Oddly, this could all actually end up working out well for Obama in 2012, if he sees the writing on the wall and, like Clinton before him, reinvents himself to be what folks like Angry Midwesterner assumed he was in 2008: a fiscally responsible reform minded candidate who wants to change a broken corrupt system. As I said at the time, he really did have an historic opportunity to accomplish great things, if indeed he was the moderate reformer he claimed to be.

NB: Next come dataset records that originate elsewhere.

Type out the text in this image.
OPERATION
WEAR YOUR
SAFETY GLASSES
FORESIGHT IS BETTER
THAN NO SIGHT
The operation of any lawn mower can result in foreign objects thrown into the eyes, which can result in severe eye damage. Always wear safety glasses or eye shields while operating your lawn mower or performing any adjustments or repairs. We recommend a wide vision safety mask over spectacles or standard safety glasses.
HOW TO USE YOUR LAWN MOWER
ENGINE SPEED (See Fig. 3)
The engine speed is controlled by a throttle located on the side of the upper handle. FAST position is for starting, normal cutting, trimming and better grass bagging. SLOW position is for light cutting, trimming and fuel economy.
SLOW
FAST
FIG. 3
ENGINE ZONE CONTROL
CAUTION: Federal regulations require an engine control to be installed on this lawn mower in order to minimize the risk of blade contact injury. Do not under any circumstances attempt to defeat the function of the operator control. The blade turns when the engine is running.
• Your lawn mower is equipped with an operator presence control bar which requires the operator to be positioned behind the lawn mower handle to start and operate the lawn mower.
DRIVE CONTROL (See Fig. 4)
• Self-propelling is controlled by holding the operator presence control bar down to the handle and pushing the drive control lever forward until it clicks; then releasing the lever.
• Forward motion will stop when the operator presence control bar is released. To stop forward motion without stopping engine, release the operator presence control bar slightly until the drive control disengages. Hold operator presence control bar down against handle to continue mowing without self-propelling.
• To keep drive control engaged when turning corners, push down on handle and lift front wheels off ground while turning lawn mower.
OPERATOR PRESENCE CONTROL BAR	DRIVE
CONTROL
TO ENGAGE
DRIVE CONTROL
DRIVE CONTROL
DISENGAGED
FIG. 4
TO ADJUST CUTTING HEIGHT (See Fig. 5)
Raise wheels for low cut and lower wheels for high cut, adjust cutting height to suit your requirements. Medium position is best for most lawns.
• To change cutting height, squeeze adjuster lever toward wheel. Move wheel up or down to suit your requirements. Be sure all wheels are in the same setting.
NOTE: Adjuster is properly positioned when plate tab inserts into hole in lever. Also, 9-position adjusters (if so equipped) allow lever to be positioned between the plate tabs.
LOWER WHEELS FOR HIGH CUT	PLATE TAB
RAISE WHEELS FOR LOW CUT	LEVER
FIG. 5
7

Conspiratorial folks might even whisper he was always that and this was all a grand scheme to depose Witch Queen Pelosi and Crown Price Harry from their thrones…but I think that misses the true tragedy. Obama was always both a reform minded candidate and a progressive true believer. He was seduced into believing that the 2008 election had given him the historical opportunity to move beyond simple reform and enact the Second Bill of Rights of his hero, FDR. He thought he could follow through on Saul Alinsky’s goal to radically transform society without all the blood and revolution and slaughter of the enemies of the people. So he allowed himself to be used by Pelsoi (another true believer) and Reid (a corrupt bastard) in a shameless attempt to grab power over most of the American economy (by effectively nationalizing the financial, heavy industrial, and medical industries). For our own good, of course.
And now, the people have reminded him that that’s not really what America is all about. Perhaps now he can refocus on doing the things that really do need to be done and that he said should be done: bringing transparency and fiscal responsibility back to the Federal process, finding a way to keep health care affordable for the average American without breaking the economy, restoring America’s image around the world, and working with our international partners to help spread prosperity and rule of law wherever we can. Those are truly great goals, and worthy of real bipartisan effort.
Which we may now, finally, actually get.